Dari Perawat ke Polisi dan TNI
Lebih dari sekadar pelatihan regional, HIPGABI kini mendapat mandat strategis dari Pusat Krisis Kementerian Kesehatan RI untuk menyelenggarakan pelatihan kegawatdaruratan bagi personel Polisi Lalu Lintas (Lantas) di seluruh Indonesia.
“Kami baru rapat via Zoom dengan pusat. HIPGABI diminta latih lantas di tiap Polda. Satu Polda bisa sampai 300 peserta, dibagi kelompok kecil,” ungkap Dominggos.
Tak hanya Polri, rencana itu pun diperluas menyusul usulan dari unsur TNI, khususnya TNI AL.
“TNI bertanya, ‘Kenapa hanya Polri yang dilatih?’ Akhirnya disepakati bahwa TNI juga ikut. Ini akan jadi tanggung jawab nasional HIPGABI,” tambahnya.
Pengetahuan yang Harus Dimiliki Semua Orang
Dominggos menegaskan, pelatihan kegawatdaruratan seperti BTCLS tak boleh eksklusif. Ia berharap ke depan, pelatihan ini juga menyasar masyarakat umum, termasuk ibu rumah tangga, satpam, pengemudi ojek, hingga pelajar.

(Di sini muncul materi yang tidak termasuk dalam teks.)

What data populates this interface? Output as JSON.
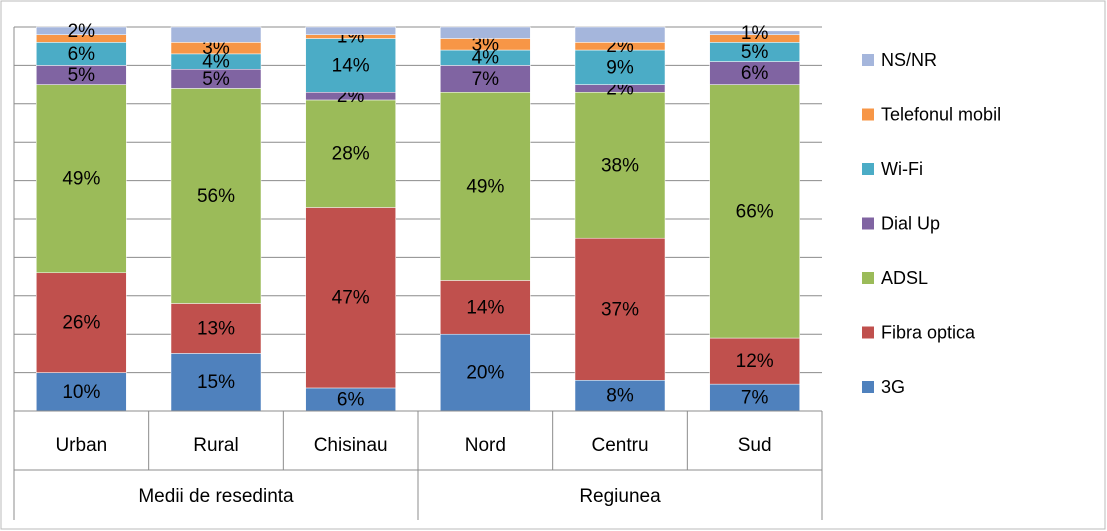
{
  "chart_data": {
    "type": "bar",
    "stacked": true,
    "categories": [
      "Urban",
      "Rural",
      "Chisinau",
      "Nord",
      "Centru",
      "Sud"
    ],
    "groups": [
      {
        "name": "Medii de resedinta",
        "size": 3
      },
      {
        "name": "Regiunea",
        "size": 3
      }
    ],
    "ylim": [
      0,
      100
    ],
    "yticks": [
      0,
      10,
      20,
      30,
      40,
      50,
      60,
      70,
      80,
      90,
      100
    ],
    "grid": true,
    "series": [
      {
        "name": "3G",
        "color": "#4f81bd",
        "values": [
          10,
          15,
          6,
          20,
          8,
          7
        ],
        "value_labels": [
          "10%",
          "15%",
          "6%",
          "20%",
          "8%",
          "7%"
        ]
      },
      {
        "name": "Fibra optica",
        "color": "#c0504d",
        "values": [
          26,
          13,
          47,
          14,
          37,
          12
        ],
        "value_labels": [
          "26%",
          "13%",
          "47%",
          "14%",
          "37%",
          "12%"
        ]
      },
      {
        "name": "ADSL",
        "color": "#9bbb59",
        "values": [
          49,
          56,
          28,
          49,
          38,
          66
        ],
        "value_labels": [
          "49%",
          "56%",
          "28%",
          "49%",
          "38%",
          "66%"
        ]
      },
      {
        "name": "Dial Up",
        "color": "#8064a2",
        "values": [
          5,
          5,
          2,
          7,
          2,
          6
        ],
        "value_labels": [
          "5%",
          "5%",
          "2%",
          "7%",
          "2%",
          "6%"
        ]
      },
      {
        "name": "Wi-Fi",
        "color": "#4bacc6",
        "values": [
          6,
          4,
          14,
          4,
          9,
          5
        ],
        "value_labels": [
          "6%",
          "4%",
          "14%",
          "4%",
          "9%",
          "5%"
        ]
      },
      {
        "name": "Telefonul mobil",
        "color": "#f79646",
        "values": [
          2,
          3,
          1,
          3,
          2,
          2
        ],
        "value_labels": [
          null,
          "3%",
          "1%",
          "3%",
          "2%",
          null
        ]
      },
      {
        "name": "NS/NR",
        "color": "#a5b6dc",
        "values": [
          2,
          4,
          2,
          3,
          4,
          1
        ],
        "value_labels": [
          "2%",
          null,
          null,
          null,
          null,
          "1%"
        ]
      }
    ]
  }
}
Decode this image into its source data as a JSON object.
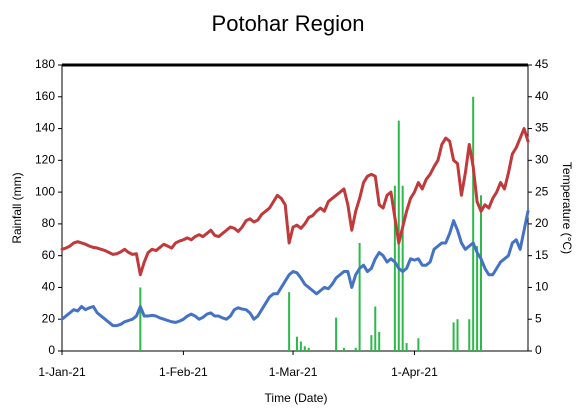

“Dalam kondisi darurat, menit pertama adalah penentu hidup dan mati. Kalau ada yang bisa bantu dengan teknik dasar, peluang selamat bisa 90 persen,” tegasnya.
Ia lalu membagikan kisahnya saat membantu penumpang yang kolaps di Bandara Soekarno-Hatta.
"Saya bantu selama 10 menit sebelum tenaga medis datang. Bayangkan kalau tak ada yang tahu pertolongan dasar, bisa berakibat fatal,” ungkapnya.
Dominggos berharap, pelatihan seperti ini kelak bisa masuk ke sekolah, kantor, hingga komunitas warga, dan mendapat perhatian lebih serius dari pemerintah.
“Kita tidak tahu kapan dan di mana kondisi darurat terjadi. Lebih baik siap lebih awal daripada menyesal kemudian,” tutupnya.